The pan-European project decoding the DNA
Of all the opportunities offered by the decoding of the human genome, one of the most exciting is the chance to learn how DNA determines health. Thanks to a European research project, this medical breakthrough is getting a little closer to reality. The project, NanoDNAsequencing, discovered a novel method to decode human DNA, paving the way for personalised therapy based on an individual’s genetic profile.
© Anya Ivanova fotolia
NanoDNAsequencing project team developed technology for the next-generation cheap and high-speed DNA sequencing, based on the electrical properties of a single molecule. The research works on sequencing a molecule in a matter of hours by skipping the DNA copying steps and chemical reactions that have made the process expensive and error prone until now.
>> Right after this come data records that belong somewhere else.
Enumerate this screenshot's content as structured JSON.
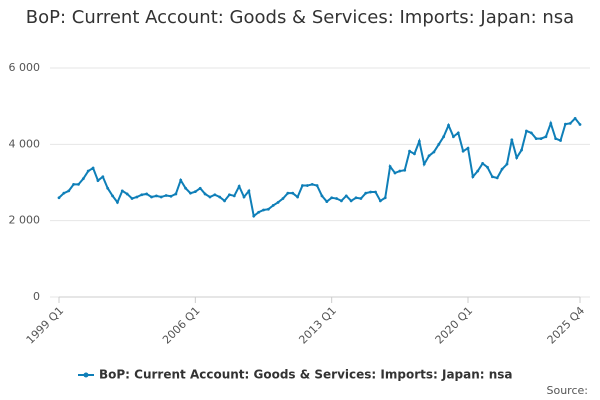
{
  "chart_data": {
    "type": "line",
    "title": "BoP: Current Account: Goods & Services: Imports: Japan: nsa",
    "source": "Source:",
    "categories": [
      "1999 Q1",
      null,
      null,
      null,
      null,
      null,
      null,
      null,
      null,
      null,
      null,
      null,
      null,
      null,
      null,
      null,
      null,
      null,
      null,
      null,
      null,
      null,
      null,
      null,
      null,
      null,
      null,
      null,
      "2006 Q1",
      null,
      null,
      null,
      null,
      null,
      null,
      null,
      null,
      null,
      null,
      null,
      null,
      null,
      null,
      null,
      null,
      null,
      null,
      null,
      null,
      null,
      null,
      null,
      null,
      null,
      null,
      null,
      "2013 Q1",
      null,
      null,
      null,
      null,
      null,
      null,
      null,
      null,
      null,
      null,
      null,
      null,
      null,
      null,
      null,
      null,
      null,
      null,
      null,
      null,
      null,
      null,
      null,
      null,
      null,
      null,
      null,
      "2020 Q1",
      null,
      null,
      null,
      null,
      null,
      null,
      null,
      null,
      null,
      null,
      null,
      null,
      null,
      null,
      null,
      null,
      null,
      null,
      null,
      null,
      null,
      null,
      "2025 Q4"
    ],
    "series": [
      {
        "name": "BoP: Current Account: Goods & Services: Imports: Japan: nsa",
        "color": "#0f7fb8",
        "values": [
          2600,
          2720,
          2780,
          2950,
          2950,
          3100,
          3300,
          3380,
          3050,
          3150,
          2850,
          2650,
          2480,
          2780,
          2700,
          2580,
          2620,
          2680,
          2700,
          2620,
          2650,
          2620,
          2660,
          2640,
          2700,
          3060,
          2850,
          2720,
          2760,
          2850,
          2700,
          2620,
          2680,
          2620,
          2520,
          2680,
          2650,
          2900,
          2620,
          2780,
          2120,
          2220,
          2280,
          2300,
          2400,
          2480,
          2580,
          2720,
          2720,
          2620,
          2920,
          2920,
          2950,
          2920,
          2650,
          2500,
          2600,
          2580,
          2520,
          2650,
          2520,
          2600,
          2580,
          2720,
          2750,
          2750,
          2520,
          2600,
          3420,
          3250,
          3300,
          3320,
          3820,
          3750,
          4080,
          3480,
          3700,
          3800,
          4000,
          4200,
          4500,
          4200,
          4300,
          3820,
          3900,
          3150,
          3300,
          3500,
          3400,
          3150,
          3120,
          3350,
          3480,
          4120,
          3650,
          3850,
          4350,
          4300,
          4150,
          4150,
          4200,
          4550,
          4150,
          4100,
          4530,
          4550,
          4680,
          4520
        ]
      }
    ],
    "ylim": [
      0,
      6000
    ],
    "yticks": [
      0,
      {
        "value": 2000,
        "label": "2 000"
      },
      {
        "value": 4000,
        "label": "4 000"
      },
      {
        "value": 6000,
        "label": "6 000"
      }
    ],
    "grid": true
  }
}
The researchers found that nucleotide bases - adenine, guanine, cytosine and thymine - conduct electricity at a voltage of about 2V. So they designed a gene sequencing tool that sends electrical charges onto the DNA as it passes through a tiny hole, a nanopore with integrated nanotube side-electrodes. That charge then reveals the order in which the nucleotides occur on a strand of DNA. The new approach has the potential of sequencing one million base pairs per minute, which means that the entire human genome – some three billion base pairs - could be sequenced in only a few hours.
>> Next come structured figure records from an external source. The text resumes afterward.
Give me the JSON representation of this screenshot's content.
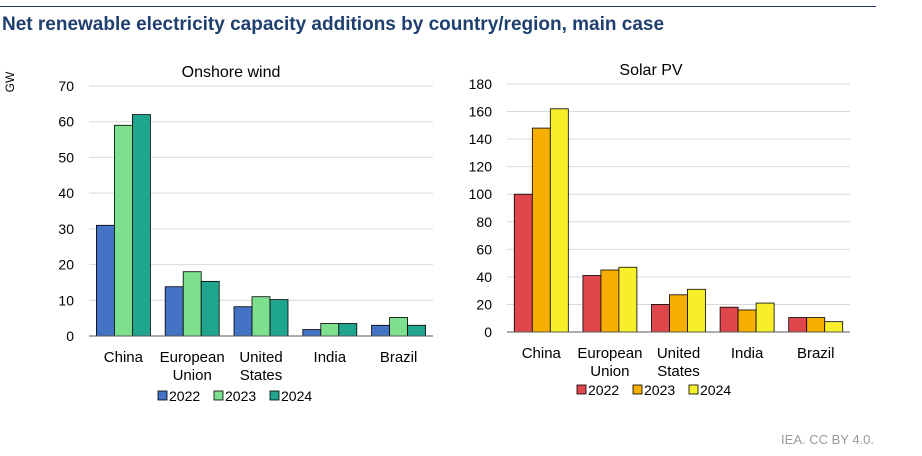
{
  "title": "Net renewable electricity capacity additions by country/region, main case",
  "credit": "IEA. CC BY 4.0.",
  "colors": {
    "grid": "#d9d9d9",
    "axis": "#595959",
    "text": "#000000"
  },
  "chart_data": [
    {
      "type": "bar",
      "title": "Onshore wind",
      "ylabel": "GW",
      "xlabel": "",
      "ylim": [
        0,
        70
      ],
      "yticks": [
        0,
        10,
        20,
        30,
        40,
        50,
        60,
        70
      ],
      "grid": true,
      "legend": "bottom",
      "categories": [
        [
          "China"
        ],
        [
          "European",
          "Union"
        ],
        [
          "United",
          "States"
        ],
        [
          "India"
        ],
        [
          "Brazil"
        ]
      ],
      "series": [
        {
          "name": "2022",
          "color": "#4472c4",
          "values": [
            31,
            13.8,
            8.2,
            1.8,
            3.0
          ]
        },
        {
          "name": "2023",
          "color": "#7de08f",
          "values": [
            59,
            18,
            11,
            3.5,
            5.2
          ]
        },
        {
          "name": "2024",
          "color": "#20a68f",
          "values": [
            62,
            15.3,
            10.2,
            3.5,
            3.0
          ]
        }
      ]
    },
    {
      "type": "bar",
      "title": "Solar PV",
      "ylabel": "",
      "xlabel": "",
      "ylim": [
        0,
        180
      ],
      "yticks": [
        0,
        20,
        40,
        60,
        80,
        100,
        120,
        140,
        160,
        180
      ],
      "grid": true,
      "legend": "bottom",
      "categories": [
        [
          "China"
        ],
        [
          "European",
          "Union"
        ],
        [
          "United",
          "States"
        ],
        [
          "India"
        ],
        [
          "Brazil"
        ]
      ],
      "series": [
        {
          "name": "2022",
          "color": "#e0474c",
          "values": [
            100,
            41,
            20,
            18,
            10.5
          ]
        },
        {
          "name": "2023",
          "color": "#f6ae00",
          "values": [
            148,
            45,
            27,
            16,
            10.5
          ]
        },
        {
          "name": "2024",
          "color": "#f8ef2a",
          "values": [
            162,
            47,
            31,
            21,
            7.5
          ]
        }
      ]
    }
  ]
}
The coordinator of the NanoDNAsequencing project, Radomir Žikić, a professor at the Institute of Physics in Belgrade, Serbia, describes the project as a revolutionary leap on from the Human Genome Project, in which sequencing took about 10 years. “Scientifically, this will be a massive breakthrough in modern medicine and could potentially save a significant number of lives,” he says. “Doctors will be able to use this crucial information to diagnose and treat patients based on their own unique DNA structure,” he explains.
The researchers have already filed a patent for the construction of a sub-nanometre junction-gate device for the single molecule electrical characterisation and DNA sequencing. Another highlight of the project was the simultaneous calculation of two core measures of the proposed sequencing technology: the ionic blockade current and the transverse electrical current.
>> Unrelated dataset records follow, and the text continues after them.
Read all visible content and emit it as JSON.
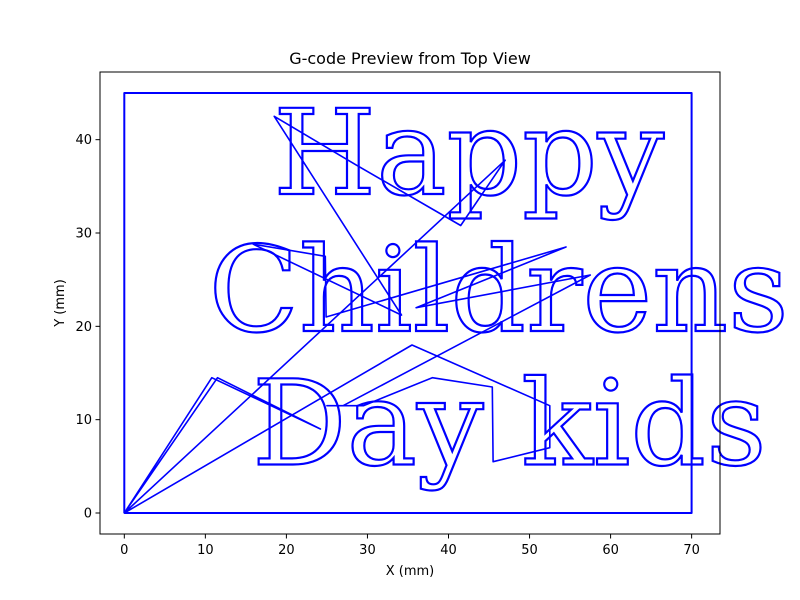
{
  "chart_data": {
    "type": "line",
    "title": "G-code Preview from Top View",
    "xlabel": "X (mm)",
    "ylabel": "Y (mm)",
    "xlim": [
      -3,
      73.5
    ],
    "ylim": [
      -2.25,
      47.25
    ],
    "x_ticks": [
      0,
      10,
      20,
      30,
      40,
      50,
      60,
      70
    ],
    "y_ticks": [
      0,
      10,
      20,
      30,
      40
    ],
    "grid": false,
    "legend": "none",
    "series_color": "#0000ff",
    "border_path": [
      [
        0,
        0
      ],
      [
        0,
        45
      ],
      [
        70,
        45
      ],
      [
        70,
        0
      ],
      [
        0,
        0
      ]
    ],
    "travel_path": [
      [
        0,
        0
      ],
      [
        10.8,
        14.5
      ],
      [
        24.2,
        9
      ],
      [
        11.5,
        14.5
      ],
      [
        0,
        0
      ],
      [
        47,
        37.8
      ],
      [
        41.5,
        30.8
      ],
      [
        28.6,
        37.3
      ],
      [
        18.5,
        42.5
      ],
      [
        34.2,
        21.2
      ],
      [
        15.9,
        28.8
      ],
      [
        24.8,
        27.5
      ],
      [
        24.9,
        21
      ],
      [
        54.5,
        28.5
      ],
      [
        36,
        22
      ],
      [
        57.5,
        25.5
      ],
      [
        27,
        11.5
      ],
      [
        25,
        11.5
      ],
      [
        29.5,
        11.5
      ],
      [
        38,
        14.5
      ],
      [
        45.4,
        13.5
      ],
      [
        45.5,
        5.5
      ],
      [
        52.5,
        7
      ],
      [
        52.5,
        11.5
      ],
      [
        35.5,
        18
      ],
      [
        0,
        0
      ]
    ],
    "text_lines": [
      {
        "text": "Happy",
        "x": 42.5,
        "y": 34.2
      },
      {
        "text": "Childrens",
        "x": 46.2,
        "y": 19.5
      },
      {
        "text": "Day kids",
        "x": 47.5,
        "y": 5.2
      }
    ]
  }
}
However, Žikić says the bigger scientific prize is learning about our health. “We can uncover our predetermined future from the map of the DNA,” he says. “Just imagine if you could have your DNA ‘read’ when you are a teenager to inform you that you are predisposed to Alzheimer’s disease. You would have the proper notice and could start treatment at an early stage. You would have the opportunity to extend your life and possibly cure the disease altogether,” adds Žikić.
Žikić says the link between disease and genetics is so powerful that the implications could be a new approach to medicine. “It could completely alleviate some of the diseases and other ailments that are causing so much suffering around the world,” he concludes.